By Jon Campisi | Jan 29, 2013

A Pennsylvania woman is suing the makers of the Mirena birth control system over

A Pennsylvania woman is suing the makers of the Mirena birth control system over

allegations that the product’s manufacturers understated the potential harmful side effects that could occur in some women who have the contraceptive device inserted into their bodies.

Tricia Prendergast alleges in her civil action that Bayer Pharmaceuticals Corp. and various company subsidiaries did not fully divulge the problems associated with Mirena, instead misrepresenting its efficacy and pushing the product as being generally safe for public use.

The lawsuit, which was filed at the U.S. District Court in Philadelphia on Jan. 25 by Philadelphia attorneys Dianne M. Nast, Daniel N. Gallucci and Joanne E. Matusko, of the firm NastLaw, says that Mirena, which is a birth control device made of flexible plastic that is inserted into a woman by her doctor, and to date has been used by more than 15 million women worldwide, can spontaneously migrate throughout the body.

Mirena’s label does not warn about spontaneous migration, but only states that migration can occur if the uterus is perforated during insertion, the lawsuit states.

The warning label does not disclose what the complaint calls the “true risks” associated with Mirena, including the fact that the device can become dangerously embedded within the body.

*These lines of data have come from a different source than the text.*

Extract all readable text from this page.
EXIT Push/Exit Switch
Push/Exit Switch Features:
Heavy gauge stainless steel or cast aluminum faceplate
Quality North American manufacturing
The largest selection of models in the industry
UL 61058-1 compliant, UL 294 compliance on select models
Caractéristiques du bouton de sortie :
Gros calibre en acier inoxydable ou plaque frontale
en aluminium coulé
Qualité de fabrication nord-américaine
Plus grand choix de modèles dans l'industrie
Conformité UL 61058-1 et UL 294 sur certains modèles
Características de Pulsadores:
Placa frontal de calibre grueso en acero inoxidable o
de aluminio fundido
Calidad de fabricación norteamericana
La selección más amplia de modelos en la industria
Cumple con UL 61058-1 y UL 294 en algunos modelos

“Defendants have a history of overstating the efficacy of Mirena while understating the potential safety concerns,” the complaint reads.

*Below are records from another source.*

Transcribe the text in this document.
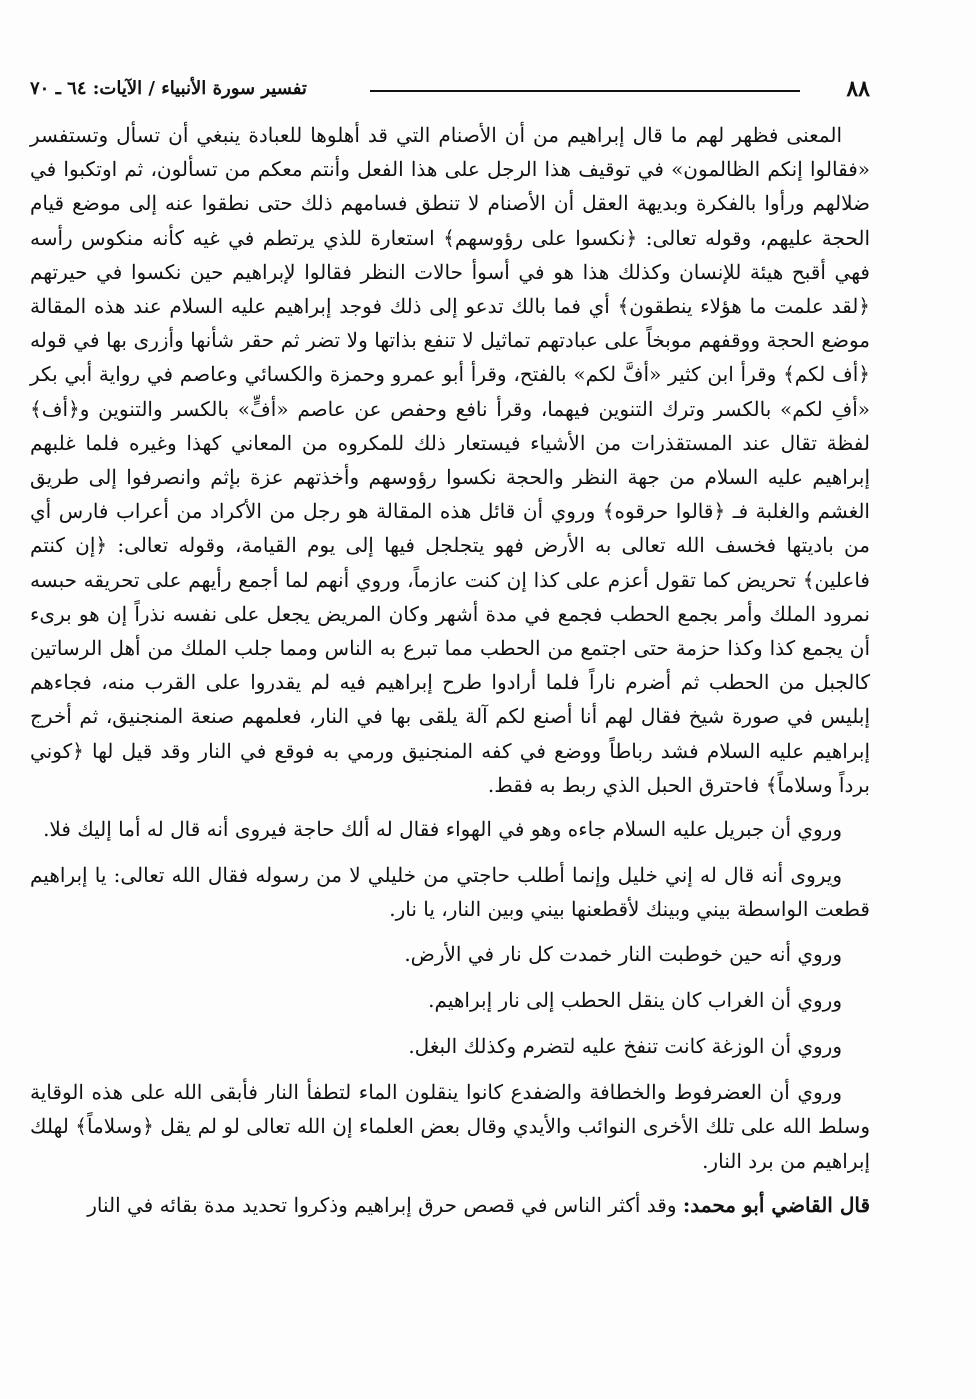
٨٨
تفسير سورة الأنبياء / الآيات: ٦٤ ـ ٧٠

المعنى فظهر لهم ما قال إبراهيم من أن الأصنام التي قد أهلوها للعبادة ينبغي أن تسأل وتستفسر «فقالوا إنكم الظالمون» في توقيف هذا الرجل على هذا الفعل وأنتم معكم من تسألون، ثم اوتكبوا في ضلالهم ورأوا بالفكرة وبديهة العقل أن الأصنام لا تنطق فسامهم ذلك حتى نطقوا عنه إلى موضع قيام الحجة عليهم، وقوله تعالى: ﴿نكسوا على رؤوسهم﴾ استعارة للذي يرتطم في غيه كأنه منكوس رأسه فهي أقبح هيئة للإنسان وكذلك هذا هو في أسوأ حالات النظر فقالوا لإبراهيم حين نكسوا في حيرتهم ﴿لقد علمت ما هؤلاء ينطقون﴾ أي فما بالك تدعو إلى ذلك فوجد إبراهيم عليه السلام عند هذه المقالة موضع الحجة ووقفهم موبخاً على عبادتهم تماثيل لا تنفع بذاتها ولا تضر ثم حقر شأنها وأزرى بها في قوله ﴿أف لكم﴾ وقرأ ابن كثير «أفَّ لكم» بالفتح، وقرأ أبو عمرو وحمزة والكسائي وعاصم في رواية أبي بكر «أفِ لكم» بالكسر وترك التنوين فيهما، وقرأ نافع وحفص عن عاصم «أفٍّ» بالكسر والتنوين و﴿أف﴾ لفظة تقال عند المستقذرات من الأشياء فيستعار ذلك للمكروه من المعاني كهذا وغيره فلما غلبهم إبراهيم عليه السلام من جهة النظر والحجة نكسوا رؤوسهم وأخذتهم عزة بإثم وانصرفوا إلى طريق الغشم والغلبة فـ ﴿قالوا حرقوه﴾ وروي أن قائل هذه المقالة هو رجل من الأكراد من أعراب فارس أي من باديتها فخسف الله تعالى به الأرض فهو يتجلجل فيها إلى يوم القيامة، وقوله تعالى: ﴿إن كنتم فاعلين﴾ تحريض كما تقول أعزم على كذا إن كنت عازماً، وروي أنهم لما أجمع رأيهم على تحريقه حبسه نمرود الملك وأمر بجمع الحطب فجمع في مدة أشهر وكان المريض يجعل على نفسه نذراً إن هو برىء أن يجمع كذا وكذا حزمة حتى اجتمع من الحطب مما تبرع به الناس ومما جلب الملك من أهل الرساتين كالجبل من الحطب ثم أضرم ناراً فلما أرادوا طرح إبراهيم فيه لم يقدروا على القرب منه، فجاءهم إبليس في صورة شيخ فقال لهم أنا أصنع لكم آلة يلقى بها في النار، فعلمهم صنعة المنجنيق، ثم أخرج إبراهيم عليه السلام فشد رباطاً ووضع في كفه المنجنيق ورمي به فوقع في النار وقد قيل لها ﴿كوني برداً وسلاماً﴾ فاحترق الحبل الذي ربط به فقط.

وروي أن جبريل عليه السلام جاءه وهو في الهواء فقال له ألك حاجة فيروى أنه قال له أما إليك فلا.

ويروى أنه قال له إني خليل وإنما أطلب حاجتي من خليلي لا من رسوله فقال الله تعالى: يا إبراهيم قطعت الواسطة بيني وبينك لأقطعنها بيني وبين النار، يا نار.

وروي أنه حين خوطبت النار خمدت كل نار في الأرض.

وروي أن الغراب كان ينقل الحطب إلى نار إبراهيم.

وروي أن الوزغة كانت تنفخ عليه لتضرم وكذلك البغل.

وروي أن العضرفوط والخطافة والضفدع كانوا ينقلون الماء لتطفأ النار فأبقى الله على هذه الوقاية وسلط الله على تلك الأخرى النوائب والأيدي وقال بعض العلماء إن الله تعالى لو لم يقل ﴿وسلاماً﴾ لهلك إبراهيم من برد النار.

قال القاضي أبو محمد: وقد أكثر الناس في قصص حرق إبراهيم وذكروا تحديد مدة بقائه في النار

The defendants failed to properly inform the consuming public about the serious conditions associated with Mirena use, including susceptibility to infection and the possibility of a miscarriage if a woman becomes pregnant while using the product, the suit states.

The lawsuit does not appear to specify exactly what types of alleged injuries the plaintiff sustained as a result of her use of the product, only that she required surgical removal of the device.

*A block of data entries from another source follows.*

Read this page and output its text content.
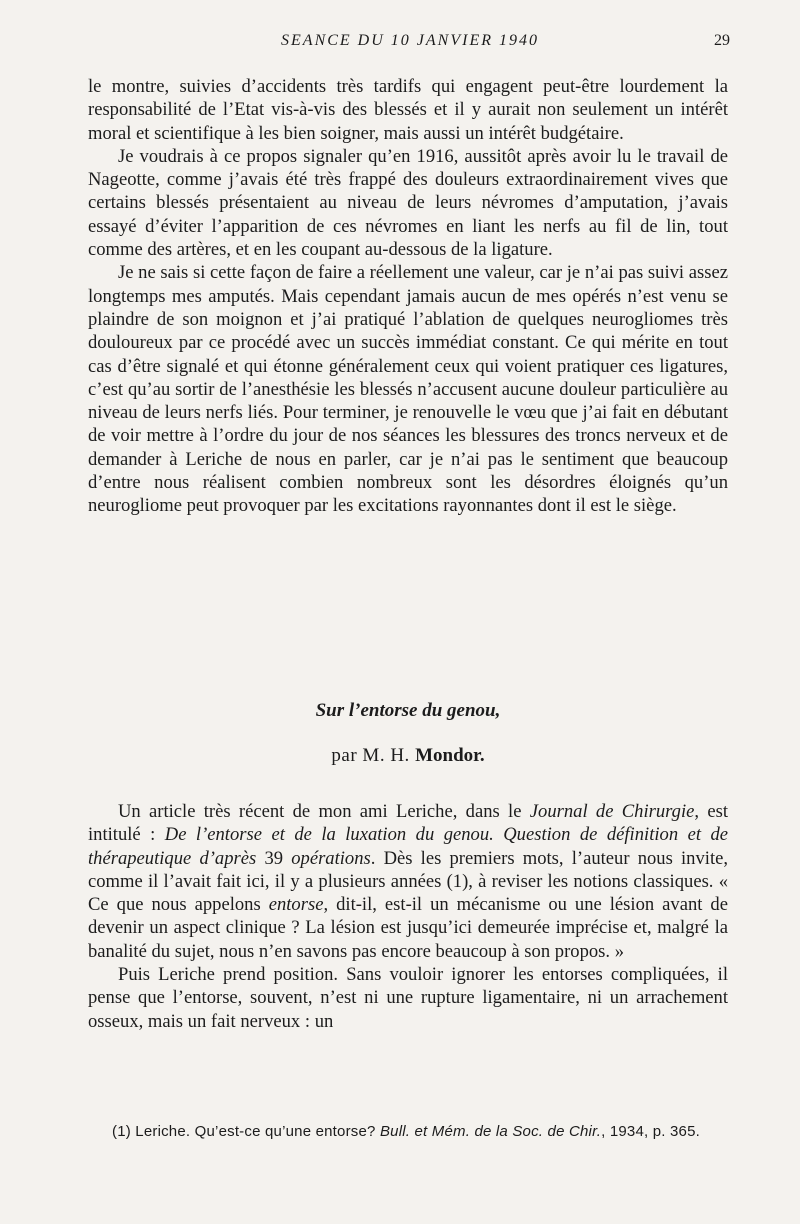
SEANCE DU 10 JANVIER 1940	29

le montre, suivies d’accidents très tardifs qui engagent peut-être lourdement la responsabilité de l’Etat vis-à-vis des blessés et il y aurait non seulement un intérêt moral et scientifique à les bien soigner, mais aussi un intérêt budgétaire.

Je voudrais à ce propos signaler qu’en 1916, aussitôt après avoir lu le travail de Nageotte, comme j’avais été très frappé des douleurs extraordinairement vives que certains blessés présentaient au niveau de leurs névromes d’amputation, j’avais essayé d’éviter l’apparition de ces névromes en liant les nerfs au fil de lin, tout comme des artères, et en les coupant au-dessous de la ligature.

Je ne sais si cette façon de faire a réellement une valeur, car je n’ai pas suivi assez longtemps mes amputés. Mais cependant jamais aucun de mes opérés n’est venu se plaindre de son moignon et j’ai pratiqué l’ablation de quelques neurogliomes très douloureux par ce procédé avec un succès immédiat constant. Ce qui mérite en tout cas d’être signalé et qui étonne généralement ceux qui voient pratiquer ces ligatures, c’est qu’au sortir de l’anesthésie les blessés n’accusent aucune douleur particulière au niveau de leurs nerfs liés. Pour terminer, je renouvelle le vœu que j’ai fait en débutant de voir mettre à l’ordre du jour de nos séances les blessures des troncs nerveux et de demander à Leriche de nous en parler, car je n’ai pas le sentiment que beaucoup d’entre nous réalisent combien nombreux sont les désordres éloignés qu’un neurogliome peut provoquer par les excitations rayonnantes dont il est le siège.

Sur l’entorse du genou,
par M. H. Mondor.

Un article très récent de mon ami Leriche, dans le Journal de Chirurgie, est intitulé : De l’entorse et de la luxation du genou. Question de définition et de thérapeutique d’après 39 opérations. Dès les premiers mots, l’auteur nous invite, comme il l’avait fait ici, il y a plusieurs années (1), à reviser les notions classiques. « Ce que nous appelons entorse, dit-il, est-il un mécanisme ou une lésion avant de devenir un aspect clinique ? La lésion est jusqu’ici demeurée imprécise et, malgré la banalité du sujet, nous n’en savons pas encore beaucoup à son propos. »

Puis Leriche prend position. Sans vouloir ignorer les entorses compliquées, il pense que l’entorse, souvent, n’est ni une rupture ligamentaire, ni un arrachement osseux, mais un fait nerveux : un

(1) Leriche. Qu’est-ce qu’une entorse? Bull. et Mém. de la Soc. de Chir., 1934, p. 365.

The lawsuit contains counts of defective manufacturing, design defect, negligence, failure to warn, strict liability, breach of implied and express warranties, negligent misrepresentation, fraudulent misrepresentation, and fraud by concealment.

The complaint accuses the defendants of failing to properly and thoroughly analyze and test Mirena before releasing it to the market, failing to conduct sufficient post-market testing and surveillance of Mirena and failing to exercise due care when advertising and promoting Mirena.

The plaintiff seeks compensatory and punitive damages, along with interest, costs and attorney’s fees.


The federal case number is 2:13-cv-00450-JP.